Antonio Gramsci was an Italian theorist and politician. He was a central figure in 20th-century Italian cultural and political life. Gramsci was born on January 22, 1891 at Ales in Sardinia into a working class family. He had a difficult childhood, compounded by poor health. At 20, he enrolled at university in Turin. Soon, however, he set aside the academic world in favor of politics, befriending Palmiro Togliatti, who would later lead the Italian Communist Party. At 22, he joined the Socialist Party. Two years later he was writing for the party paper, l’Avanti!. In 1917, the Russian revolution altered the political scene. The tsar was toppled by a popular revolt and the Bolsheviks, a group of revolutionary socialists, seized power. Gramsci believed it was time for a similar popular revolt in Italy, and tried to rally Socialists behind the idea. But the Italian Socialist party maintained a more moderate position.In 1921, together with a number of other individuals who had abandoned the Socialist party, he founded the Italian Communist Party. He traveled to the newly-founded Soviet Union to take part in the “International,” a conference of global Communist parties. In 1924, he returned to Italy and founded l’Unità, the Communist Party newspaper. He was also elected to parliament. But his political career was interrupted by the ascent of Benito Mussolini. Gramsci vocally opposed dictatorship, and was arrested in 1928 and summarily sentenced to 20 years in prison.
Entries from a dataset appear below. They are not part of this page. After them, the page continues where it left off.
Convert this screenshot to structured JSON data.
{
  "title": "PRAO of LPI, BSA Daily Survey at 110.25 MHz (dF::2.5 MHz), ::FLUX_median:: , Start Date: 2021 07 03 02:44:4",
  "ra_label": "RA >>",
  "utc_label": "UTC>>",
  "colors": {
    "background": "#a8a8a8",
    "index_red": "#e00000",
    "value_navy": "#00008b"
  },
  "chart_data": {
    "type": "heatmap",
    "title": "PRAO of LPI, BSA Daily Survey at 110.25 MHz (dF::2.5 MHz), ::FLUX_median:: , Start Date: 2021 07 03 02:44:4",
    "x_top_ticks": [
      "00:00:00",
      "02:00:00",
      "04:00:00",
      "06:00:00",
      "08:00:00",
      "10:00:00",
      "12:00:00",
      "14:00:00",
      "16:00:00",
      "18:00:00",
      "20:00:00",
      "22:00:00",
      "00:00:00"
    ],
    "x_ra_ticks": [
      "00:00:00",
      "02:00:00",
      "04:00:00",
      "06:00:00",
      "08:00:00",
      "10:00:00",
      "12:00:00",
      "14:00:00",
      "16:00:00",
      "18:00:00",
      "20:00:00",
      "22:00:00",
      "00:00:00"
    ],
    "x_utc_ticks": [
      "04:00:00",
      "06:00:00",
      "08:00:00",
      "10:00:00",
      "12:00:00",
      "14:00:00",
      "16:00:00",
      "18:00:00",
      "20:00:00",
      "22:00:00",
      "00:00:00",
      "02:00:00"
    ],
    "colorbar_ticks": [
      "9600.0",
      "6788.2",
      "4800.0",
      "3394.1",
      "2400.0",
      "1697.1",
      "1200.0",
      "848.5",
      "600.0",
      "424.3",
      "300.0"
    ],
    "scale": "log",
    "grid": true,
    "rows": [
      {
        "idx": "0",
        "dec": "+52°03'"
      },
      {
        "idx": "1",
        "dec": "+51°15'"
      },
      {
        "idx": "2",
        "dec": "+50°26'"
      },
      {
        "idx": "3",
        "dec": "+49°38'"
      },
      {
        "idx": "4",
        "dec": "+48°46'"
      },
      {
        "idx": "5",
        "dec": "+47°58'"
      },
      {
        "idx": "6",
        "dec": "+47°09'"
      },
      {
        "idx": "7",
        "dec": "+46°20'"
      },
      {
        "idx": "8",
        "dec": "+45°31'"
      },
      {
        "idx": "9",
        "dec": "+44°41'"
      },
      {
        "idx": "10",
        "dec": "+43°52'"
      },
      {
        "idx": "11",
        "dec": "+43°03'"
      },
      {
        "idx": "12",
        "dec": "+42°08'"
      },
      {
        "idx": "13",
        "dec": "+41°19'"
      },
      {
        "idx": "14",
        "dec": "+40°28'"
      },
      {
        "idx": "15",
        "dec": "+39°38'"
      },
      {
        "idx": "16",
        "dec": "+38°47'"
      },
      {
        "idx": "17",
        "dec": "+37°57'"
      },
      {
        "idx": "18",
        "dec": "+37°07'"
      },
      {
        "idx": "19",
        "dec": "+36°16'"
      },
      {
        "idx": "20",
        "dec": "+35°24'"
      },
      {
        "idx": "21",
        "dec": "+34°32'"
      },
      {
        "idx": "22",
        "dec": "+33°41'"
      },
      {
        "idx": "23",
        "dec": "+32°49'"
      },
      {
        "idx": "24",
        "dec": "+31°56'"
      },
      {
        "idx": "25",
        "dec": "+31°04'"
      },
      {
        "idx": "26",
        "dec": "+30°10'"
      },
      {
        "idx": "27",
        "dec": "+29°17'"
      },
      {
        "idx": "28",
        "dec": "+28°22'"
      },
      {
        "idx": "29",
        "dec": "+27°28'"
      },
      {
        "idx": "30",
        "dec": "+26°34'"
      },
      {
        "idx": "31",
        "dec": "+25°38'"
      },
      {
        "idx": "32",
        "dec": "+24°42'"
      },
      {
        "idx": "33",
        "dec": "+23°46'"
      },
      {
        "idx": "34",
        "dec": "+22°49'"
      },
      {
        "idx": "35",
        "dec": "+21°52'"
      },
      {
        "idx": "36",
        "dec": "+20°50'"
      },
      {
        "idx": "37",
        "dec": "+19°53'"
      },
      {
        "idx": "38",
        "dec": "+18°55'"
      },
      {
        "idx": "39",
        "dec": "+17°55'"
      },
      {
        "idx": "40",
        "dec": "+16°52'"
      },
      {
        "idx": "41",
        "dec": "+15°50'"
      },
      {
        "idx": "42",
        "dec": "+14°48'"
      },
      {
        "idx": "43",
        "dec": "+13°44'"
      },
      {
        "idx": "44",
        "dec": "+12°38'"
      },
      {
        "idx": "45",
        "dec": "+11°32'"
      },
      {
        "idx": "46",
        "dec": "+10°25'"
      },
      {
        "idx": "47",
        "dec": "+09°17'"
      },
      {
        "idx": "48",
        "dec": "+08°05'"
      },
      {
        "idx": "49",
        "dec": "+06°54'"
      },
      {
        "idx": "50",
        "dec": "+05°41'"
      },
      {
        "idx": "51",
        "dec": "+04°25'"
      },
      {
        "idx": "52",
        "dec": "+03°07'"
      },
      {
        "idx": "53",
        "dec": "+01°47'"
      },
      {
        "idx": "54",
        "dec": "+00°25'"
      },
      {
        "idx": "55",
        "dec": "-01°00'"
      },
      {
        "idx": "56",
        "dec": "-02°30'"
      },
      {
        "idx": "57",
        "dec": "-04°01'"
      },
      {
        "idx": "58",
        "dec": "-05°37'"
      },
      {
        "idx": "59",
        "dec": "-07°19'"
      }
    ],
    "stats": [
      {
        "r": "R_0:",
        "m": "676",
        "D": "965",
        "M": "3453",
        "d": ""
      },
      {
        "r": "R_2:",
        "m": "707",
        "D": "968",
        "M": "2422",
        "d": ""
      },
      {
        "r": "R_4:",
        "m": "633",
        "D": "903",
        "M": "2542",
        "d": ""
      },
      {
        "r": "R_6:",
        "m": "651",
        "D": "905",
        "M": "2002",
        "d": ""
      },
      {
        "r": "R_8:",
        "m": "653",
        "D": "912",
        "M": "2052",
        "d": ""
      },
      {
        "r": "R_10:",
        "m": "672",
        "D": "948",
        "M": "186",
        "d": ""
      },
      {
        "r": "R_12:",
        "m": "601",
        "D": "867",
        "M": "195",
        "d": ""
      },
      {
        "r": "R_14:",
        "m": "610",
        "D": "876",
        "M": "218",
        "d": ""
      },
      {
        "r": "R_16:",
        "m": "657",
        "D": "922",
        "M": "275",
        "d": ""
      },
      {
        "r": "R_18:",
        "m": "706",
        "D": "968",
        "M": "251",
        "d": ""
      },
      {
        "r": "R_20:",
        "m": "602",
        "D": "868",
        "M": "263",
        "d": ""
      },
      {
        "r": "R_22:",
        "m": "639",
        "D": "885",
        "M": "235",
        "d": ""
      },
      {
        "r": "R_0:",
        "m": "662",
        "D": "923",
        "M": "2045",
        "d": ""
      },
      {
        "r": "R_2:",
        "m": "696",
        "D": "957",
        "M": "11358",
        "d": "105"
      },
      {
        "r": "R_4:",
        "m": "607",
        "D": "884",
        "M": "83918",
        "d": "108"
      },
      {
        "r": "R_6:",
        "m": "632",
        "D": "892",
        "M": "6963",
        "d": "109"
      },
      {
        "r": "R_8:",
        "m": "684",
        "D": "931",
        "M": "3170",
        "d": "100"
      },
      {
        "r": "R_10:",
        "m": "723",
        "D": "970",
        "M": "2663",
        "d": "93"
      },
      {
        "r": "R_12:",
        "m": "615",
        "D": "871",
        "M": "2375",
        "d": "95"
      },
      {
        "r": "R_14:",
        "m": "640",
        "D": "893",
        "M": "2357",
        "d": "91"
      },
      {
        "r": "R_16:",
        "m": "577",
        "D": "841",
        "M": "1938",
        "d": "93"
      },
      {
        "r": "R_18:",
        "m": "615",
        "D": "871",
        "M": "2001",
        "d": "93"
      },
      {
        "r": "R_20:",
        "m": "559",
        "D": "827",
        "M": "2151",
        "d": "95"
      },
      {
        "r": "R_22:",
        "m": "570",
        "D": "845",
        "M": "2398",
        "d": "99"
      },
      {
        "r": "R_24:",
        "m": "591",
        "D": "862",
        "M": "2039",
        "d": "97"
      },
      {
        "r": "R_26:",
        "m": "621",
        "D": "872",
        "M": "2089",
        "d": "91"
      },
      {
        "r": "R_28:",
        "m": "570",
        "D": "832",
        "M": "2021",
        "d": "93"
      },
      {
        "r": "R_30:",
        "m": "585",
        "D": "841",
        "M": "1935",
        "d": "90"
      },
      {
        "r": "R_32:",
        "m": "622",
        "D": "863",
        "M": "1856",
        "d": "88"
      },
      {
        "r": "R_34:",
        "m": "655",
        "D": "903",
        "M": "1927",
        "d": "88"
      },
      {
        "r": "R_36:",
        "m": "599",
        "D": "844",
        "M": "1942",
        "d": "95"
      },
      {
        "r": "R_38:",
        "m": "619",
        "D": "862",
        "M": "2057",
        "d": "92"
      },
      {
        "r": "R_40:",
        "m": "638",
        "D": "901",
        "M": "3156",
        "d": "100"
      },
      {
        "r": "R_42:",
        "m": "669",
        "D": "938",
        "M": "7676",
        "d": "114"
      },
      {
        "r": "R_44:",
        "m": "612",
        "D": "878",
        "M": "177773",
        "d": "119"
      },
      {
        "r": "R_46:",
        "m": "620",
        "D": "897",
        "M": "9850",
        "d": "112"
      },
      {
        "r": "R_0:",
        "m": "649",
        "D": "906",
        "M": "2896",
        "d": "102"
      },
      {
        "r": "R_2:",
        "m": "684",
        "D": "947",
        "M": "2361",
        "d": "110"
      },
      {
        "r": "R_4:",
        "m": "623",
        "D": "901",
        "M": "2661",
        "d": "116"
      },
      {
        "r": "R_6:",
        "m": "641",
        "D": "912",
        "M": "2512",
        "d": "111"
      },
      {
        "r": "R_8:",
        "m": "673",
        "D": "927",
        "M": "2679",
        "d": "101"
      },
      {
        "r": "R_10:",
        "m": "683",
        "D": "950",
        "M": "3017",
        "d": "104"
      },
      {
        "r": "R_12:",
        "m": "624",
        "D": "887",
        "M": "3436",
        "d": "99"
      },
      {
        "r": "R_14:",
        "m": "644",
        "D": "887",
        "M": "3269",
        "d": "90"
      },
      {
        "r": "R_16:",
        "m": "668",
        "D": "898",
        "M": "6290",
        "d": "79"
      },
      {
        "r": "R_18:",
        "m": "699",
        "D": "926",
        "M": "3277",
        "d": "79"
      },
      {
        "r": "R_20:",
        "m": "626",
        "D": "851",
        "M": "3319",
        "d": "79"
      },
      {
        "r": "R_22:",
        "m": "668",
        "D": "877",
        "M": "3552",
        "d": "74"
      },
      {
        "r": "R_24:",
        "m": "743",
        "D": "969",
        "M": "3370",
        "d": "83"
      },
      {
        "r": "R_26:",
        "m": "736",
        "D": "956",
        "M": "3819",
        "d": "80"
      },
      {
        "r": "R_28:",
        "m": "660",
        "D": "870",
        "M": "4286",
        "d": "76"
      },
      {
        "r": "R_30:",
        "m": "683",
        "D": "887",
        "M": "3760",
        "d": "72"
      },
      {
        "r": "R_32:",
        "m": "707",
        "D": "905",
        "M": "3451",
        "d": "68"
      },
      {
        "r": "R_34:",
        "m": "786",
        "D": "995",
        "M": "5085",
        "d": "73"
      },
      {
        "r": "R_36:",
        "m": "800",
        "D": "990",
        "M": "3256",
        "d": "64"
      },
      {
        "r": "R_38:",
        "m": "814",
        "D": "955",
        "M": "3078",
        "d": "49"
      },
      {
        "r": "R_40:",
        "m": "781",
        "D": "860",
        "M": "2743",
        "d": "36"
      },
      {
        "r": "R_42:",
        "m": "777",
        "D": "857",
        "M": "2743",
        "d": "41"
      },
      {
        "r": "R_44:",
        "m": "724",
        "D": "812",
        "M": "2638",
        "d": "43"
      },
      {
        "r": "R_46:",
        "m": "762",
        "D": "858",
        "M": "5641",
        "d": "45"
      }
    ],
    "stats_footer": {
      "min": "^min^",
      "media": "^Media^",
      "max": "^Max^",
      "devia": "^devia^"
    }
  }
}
Gramsci’s political thinking underwent major changes while he was in jail.He distanced himself from Soviet-style socialism, opting for a less dogmatic version. Modern Western society, he said, had characteristics completely different from Russia. Gramsci insisted that the creation of a truly egalitarian society would be a gradual process requiring help from the middle classes. But his health began to fail, eroded by the solitude of imprisonment. Some believed he had been betrayed by old friends, including longtime supporter Togliatti. In letters to his wife Julia Schucht and to his mother, to whom he was almost morbidly attached, Gramsci said he suspected Italian Communists weren’t working to secure his release because he’d strayed from pro-Soviet positions. The Fascists finally released him, but only after further bouts of bad health. He died in Rome of a cerebral hemhorrage on April 27, 1937. He was 46. Gramsci’s works were published posthumously under the title Prison Notebooks. Although it has never been concretely applied, Gramsci’s brand of socialism remains a topic of debate even today.